Adamastor Martins de Oliveira Cidadão de Mato Grosso e-mail: adamastorm@yahoo.com.br

“Cabeçudinho” é como a molecada chama aquele garoto talentoso e estudioso, o “nerd”.
Concordemos, aqui entre nós, que há um quê de violência psicológica nesses termos (quase bullying), mas esse comportamento, por vezes, até agressivo, contra os mais estudiosos é muito culpa dos próprios educadores atuais.
Há uma espécie de consenso na “nova pedagogia” de que não se deve enaltecer, premiar e vangloriar em demasia esses garotos e garotas que se destacam pela inteligência e esforço próprios.
Isso seria uma forma, segundo esses “teóricos de almanaque”, de desestimular os demais “menos estudiosos”. Há um quase constrangimento quando se fala em se formar seleções das melhores mentes do colégio! Para esses hermeneutas da “escola nova” isso seria um absurdo, “seria muito prejudicial” ao “processo ensino-aprendizagem”.

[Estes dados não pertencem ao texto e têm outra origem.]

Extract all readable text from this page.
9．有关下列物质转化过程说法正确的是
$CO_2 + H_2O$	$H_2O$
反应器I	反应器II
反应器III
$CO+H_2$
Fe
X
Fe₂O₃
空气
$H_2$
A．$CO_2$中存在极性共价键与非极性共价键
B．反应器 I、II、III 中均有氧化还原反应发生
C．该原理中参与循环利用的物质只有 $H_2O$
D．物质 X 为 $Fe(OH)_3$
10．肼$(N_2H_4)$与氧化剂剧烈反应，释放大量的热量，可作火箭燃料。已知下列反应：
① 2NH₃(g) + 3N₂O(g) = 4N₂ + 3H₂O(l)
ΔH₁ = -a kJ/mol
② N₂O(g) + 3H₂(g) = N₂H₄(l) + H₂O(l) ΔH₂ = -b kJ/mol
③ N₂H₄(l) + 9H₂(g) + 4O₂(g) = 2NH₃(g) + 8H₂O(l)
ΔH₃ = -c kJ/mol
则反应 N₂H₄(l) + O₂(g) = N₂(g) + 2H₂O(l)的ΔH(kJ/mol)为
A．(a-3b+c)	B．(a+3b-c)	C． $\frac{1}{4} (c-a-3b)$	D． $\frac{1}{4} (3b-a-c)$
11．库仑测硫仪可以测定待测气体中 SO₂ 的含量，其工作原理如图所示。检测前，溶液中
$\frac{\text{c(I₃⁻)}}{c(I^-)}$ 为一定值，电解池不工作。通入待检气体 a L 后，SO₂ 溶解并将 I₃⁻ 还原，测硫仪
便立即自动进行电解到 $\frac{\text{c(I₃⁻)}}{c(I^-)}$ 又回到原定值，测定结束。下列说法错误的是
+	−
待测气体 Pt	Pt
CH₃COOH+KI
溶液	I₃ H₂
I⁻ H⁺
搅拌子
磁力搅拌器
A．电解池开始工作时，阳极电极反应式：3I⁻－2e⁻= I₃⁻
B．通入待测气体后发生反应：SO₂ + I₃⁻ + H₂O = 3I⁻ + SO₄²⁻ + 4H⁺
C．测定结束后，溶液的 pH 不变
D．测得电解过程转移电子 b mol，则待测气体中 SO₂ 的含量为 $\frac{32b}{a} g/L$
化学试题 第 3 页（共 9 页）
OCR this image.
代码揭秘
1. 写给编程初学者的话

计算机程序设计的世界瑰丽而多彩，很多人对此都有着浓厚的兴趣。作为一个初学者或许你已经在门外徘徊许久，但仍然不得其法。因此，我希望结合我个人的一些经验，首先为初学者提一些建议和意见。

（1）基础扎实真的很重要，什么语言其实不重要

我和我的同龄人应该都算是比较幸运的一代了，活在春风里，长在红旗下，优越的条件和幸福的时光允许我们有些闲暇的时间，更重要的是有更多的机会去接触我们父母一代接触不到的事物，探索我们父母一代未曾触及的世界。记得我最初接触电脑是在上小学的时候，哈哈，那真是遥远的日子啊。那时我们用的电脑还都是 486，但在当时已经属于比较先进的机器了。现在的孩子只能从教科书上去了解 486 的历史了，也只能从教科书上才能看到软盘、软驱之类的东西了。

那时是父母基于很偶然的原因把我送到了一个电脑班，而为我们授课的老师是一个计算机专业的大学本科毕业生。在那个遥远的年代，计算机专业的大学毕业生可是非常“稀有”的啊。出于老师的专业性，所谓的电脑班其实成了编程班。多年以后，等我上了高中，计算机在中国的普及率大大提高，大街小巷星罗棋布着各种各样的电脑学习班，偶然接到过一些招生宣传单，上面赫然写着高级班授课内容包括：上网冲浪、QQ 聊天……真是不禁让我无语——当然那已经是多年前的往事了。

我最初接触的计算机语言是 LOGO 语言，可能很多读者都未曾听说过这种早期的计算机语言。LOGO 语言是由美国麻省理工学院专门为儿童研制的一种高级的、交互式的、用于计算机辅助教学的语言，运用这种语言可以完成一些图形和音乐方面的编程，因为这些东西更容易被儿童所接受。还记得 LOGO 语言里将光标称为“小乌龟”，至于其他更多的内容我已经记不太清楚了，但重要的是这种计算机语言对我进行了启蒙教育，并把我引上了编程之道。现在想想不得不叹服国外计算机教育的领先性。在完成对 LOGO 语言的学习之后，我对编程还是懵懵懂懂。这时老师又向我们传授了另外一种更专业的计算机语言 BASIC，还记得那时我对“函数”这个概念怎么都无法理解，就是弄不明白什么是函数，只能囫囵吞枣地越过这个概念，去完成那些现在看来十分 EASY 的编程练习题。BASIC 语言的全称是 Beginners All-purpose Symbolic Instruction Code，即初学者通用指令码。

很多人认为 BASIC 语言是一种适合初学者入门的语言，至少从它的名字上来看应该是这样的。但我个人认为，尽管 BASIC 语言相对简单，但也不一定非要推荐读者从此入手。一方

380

Ora, mas quando se trata de formar as seleções dos melhores no futebol, no basquete, no vôlei, deixando muitos de fora, não há constrangimento nenhum!
Esses, os das seleções esportivas, são premiados em grandes festas, são enaltecidos nos murais e veículos de comunicação, tanto das próprias escolas, como da mídia em geral. Acho isso muito justo.
Mas não é justo que muitos desses “cabeçudinhos”, que dedicam horas e horas aos estudos, sejam ridicularizados pelas inabilidades físicas, e, quanto a isso, esses educadores parecem não enxergar nenhum constrangimento, pois, para eles, o intelecto deve ser nivelado por baixo.
Esses prodígios dos livros são alijados das brincadeiras físicas, dos jogos e até do convívio com os demais colegas. Aí não existe problema, eles são inteligentes e sabem lidar com isso, dizem.
O problema, mesmo, aparece na hora de premiá-los pelo desempenho escolar.
Algumas escolas chegam a esconder dos demais os elogios aos “cabeçudinhos”! Chamam num canto e entregam as notas:
- Meus parabéns pelo dez de matemática, mas, olha, não fala pra mingúem que te elogiamos, tá?
Os “cabeçudinhos”, coitados, também são alvos de críticas até depois de concluírem os estudos, já na luta diária dos adultos e passou muito da hora de mudarmos isso! Não deve haver constrangimento para premiar o mérito, seja ele qual for!
Joaquim Murtinho, Cândido Rondon, Dom Aquino Correa, Eurico Gaspar Dutra e muitos outros, gostem ou não, esses “cabeçudinhos” de Mato Grosso, fizeram história e ajudaram a construir este país, projetando o nosso estado para o Brasil e para o mundo, seus nomes estão gravados nas estrelas.
E agora, em três de outubro, temos a oportunidade de lançar mais um “cabeçudinho matogrossense”, de grande talento, para aumentar nossa constelação de grandes ícones.
A plataforma de lançamento está pronta e nós, com nosso voto, o alçaremos para vôos muito mais altos, com conexão no Senado, pois a esse grande cuiabano, ex-Procurador da República, não faltará grandeza para representar a nossa altivez.
Não neguemos a mais esse “cabeçudinho” o direito ao mérito!